I realize that compile-time ranges are not runtime interfaces like many languages provide for iteration, but right now ranges seem too hard to get right when it feels like they should just work.
May 22, 2018
On Sunday, 17 December 2017 at 16:51:21 UTC, Steven Schveighoffer wrote:
> On 12/17/17 4:44 AM, Jonathan M Davis wrote:
>
>> [...]
>
> There is an even more work-in-progress library built on that, but it's not yet in dub (this was the library I wrote for my dconf talk this year): https://github.com/schveiguy/jsoniopipe
>
> This kind of demonstrates how to parse json data lazily with pretty high performance.
>
> It really depends on what you are trying to do, though.
>
>> [...]
>
> I think there eventually will have to be a day of reckoning for auto-decoding. But it probably will take a monumental effort to show how it can be done without being too painful for existing code.
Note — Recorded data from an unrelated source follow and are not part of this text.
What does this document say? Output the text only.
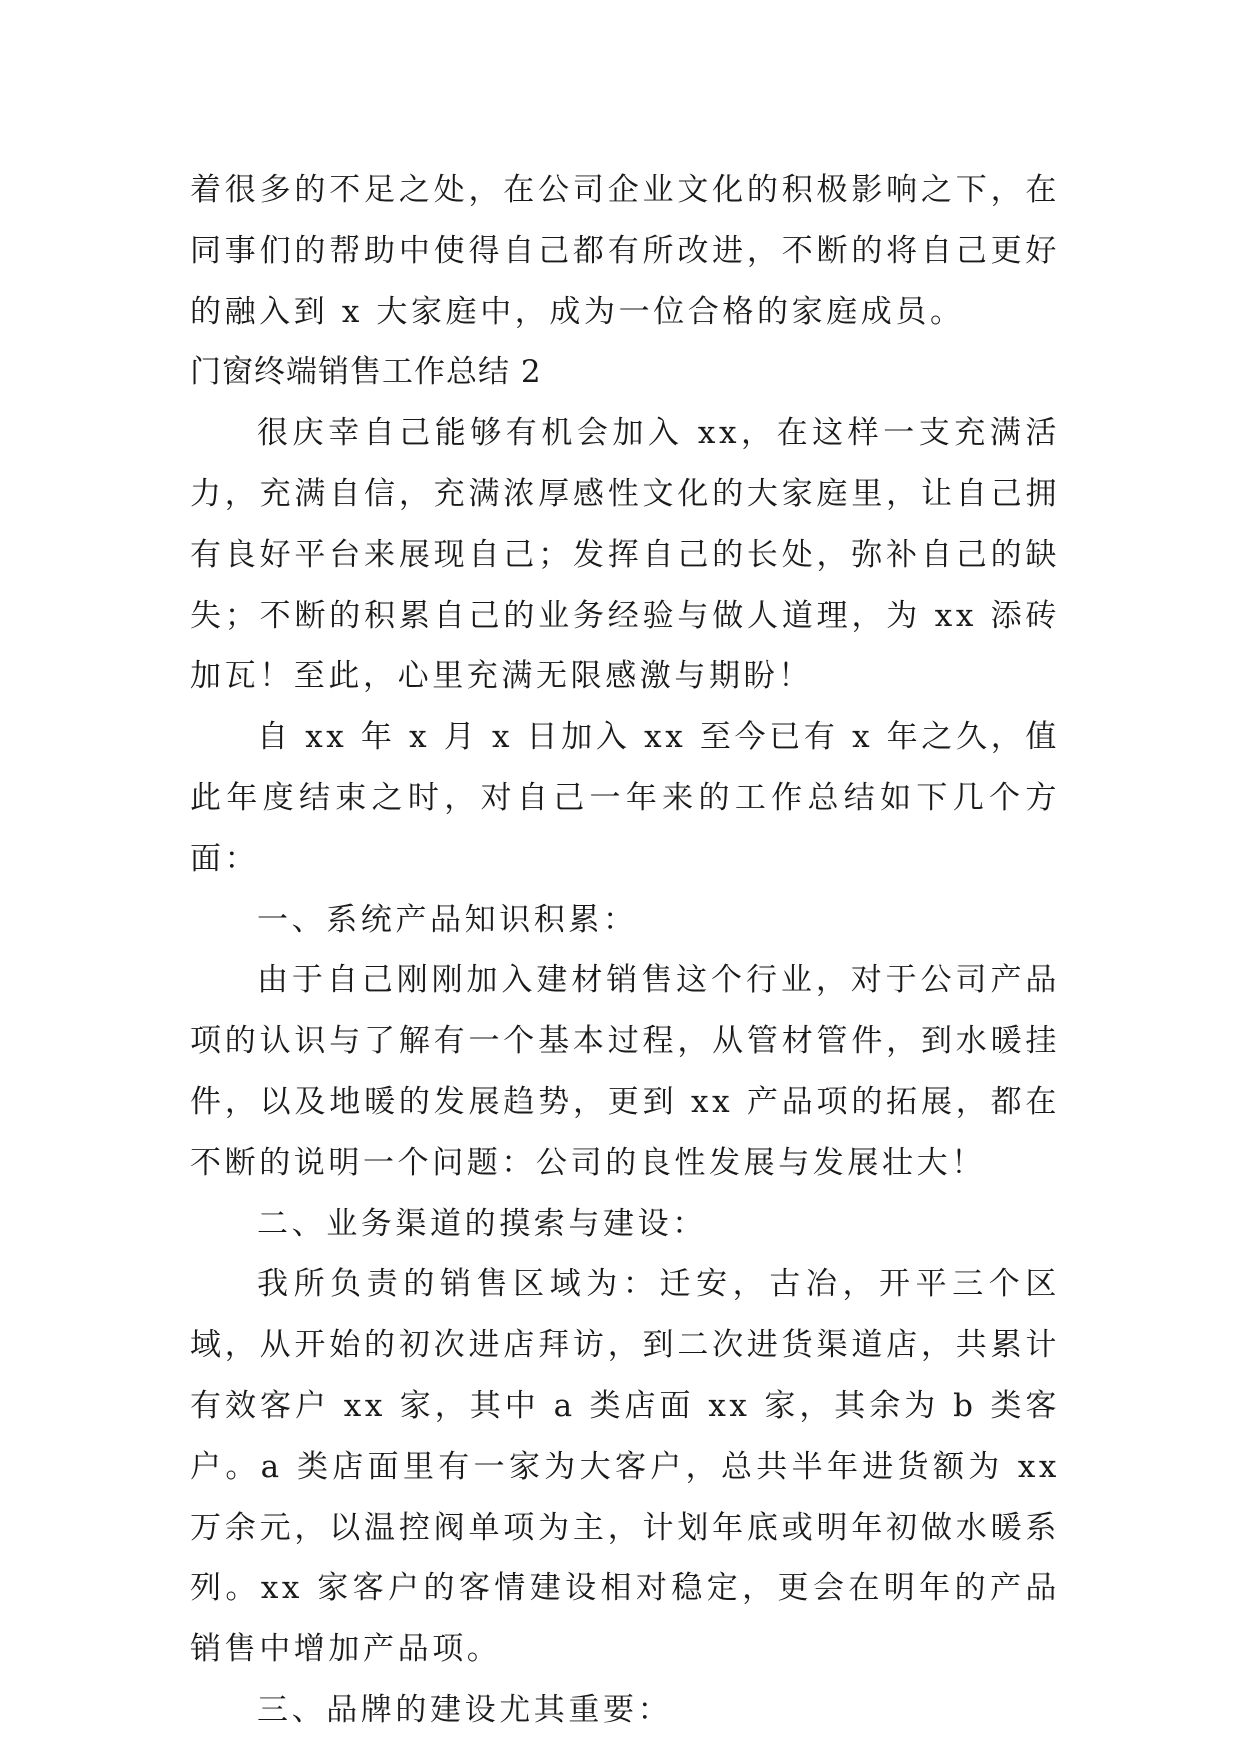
着很多的不足之处，在公司企业文化的积极影响之下，在同事们的帮助中使得自己都有所改进，不断的将自己更好的融入到 x 大家庭中，成为一位合格的家庭成员。

门窗终端销售工作总结 2

很庆幸自己能够有机会加入 xx，在这样一支充满活力，充满自信，充满浓厚感性文化的大家庭里，让自己拥有良好平台来展现自己；发挥自己的长处，弥补自己的缺失；不断的积累自己的业务经验与做人道理，为 xx 添砖加瓦！至此，心里充满无限感激与期盼！

自 xx 年 x 月 x 日加入 xx 至今已有 x 年之久，值此年度结束之时，对自己一年来的工作总结如下几个方面：

一、系统产品知识积累：

由于自己刚刚加入建材销售这个行业，对于公司产品项的认识与了解有一个基本过程，从管材管件，到水暖挂件，以及地暖的发展趋势，更到 xx 产品项的拓展，都在不断的说明一个问题：公司的良性发展与发展壮大！

二、业务渠道的摸索与建设：

我所负责的销售区域为：迁安，古冶，开平三个区域，从开始的初次进店拜访，到二次进货渠道店，共累计有效客户 xx 家，其中 a 类店面 xx 家，其余为 b 类客户。a 类店面里有一家为大客户，总共半年进货额为 xx 万余元，以温控阀单项为主，计划年底或明年初做水暖系列。xx 家客户的客情建设相对稳定，更会在明年的产品销售中增加产品项。

三、品牌的建设尤其重要：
I still believe it can be done.
>
> -Steve

Does this cause infine loop?
https://github.com/schveiguy/jsoniopipe/blob/master/source/jsoniopipe/dom.d#L134
May 22, 2018
On 5/22/18 3:58 PM, Dr.No wrote:
> Does this cause infine loop?
> https://github.com/schveiguy/jsoniopipe/blob/master/source/jsoniopipe/dom.d#L134 
> 

Possibly. Bug reports are welcome :) I think on this line, it will make progress: https://github.com/schveiguy/jsoniopipe/blob/master/source/jsoniopipe/dom.d#L148, but I'm not confident enough to say I'm sure of it.

Of course, as you can probably see, I've spent almost no time working on that code base so far. I need to get back to it. The DOM parser has very little real usage, I just got it working with the given unittests and then checked it in.

I've changed iopipe a bit since then as well, but I think I got it compiling just before my "lightning talk" at the Munich D meetup during dconf. Didn't have time to demonstrate it though.

-Steve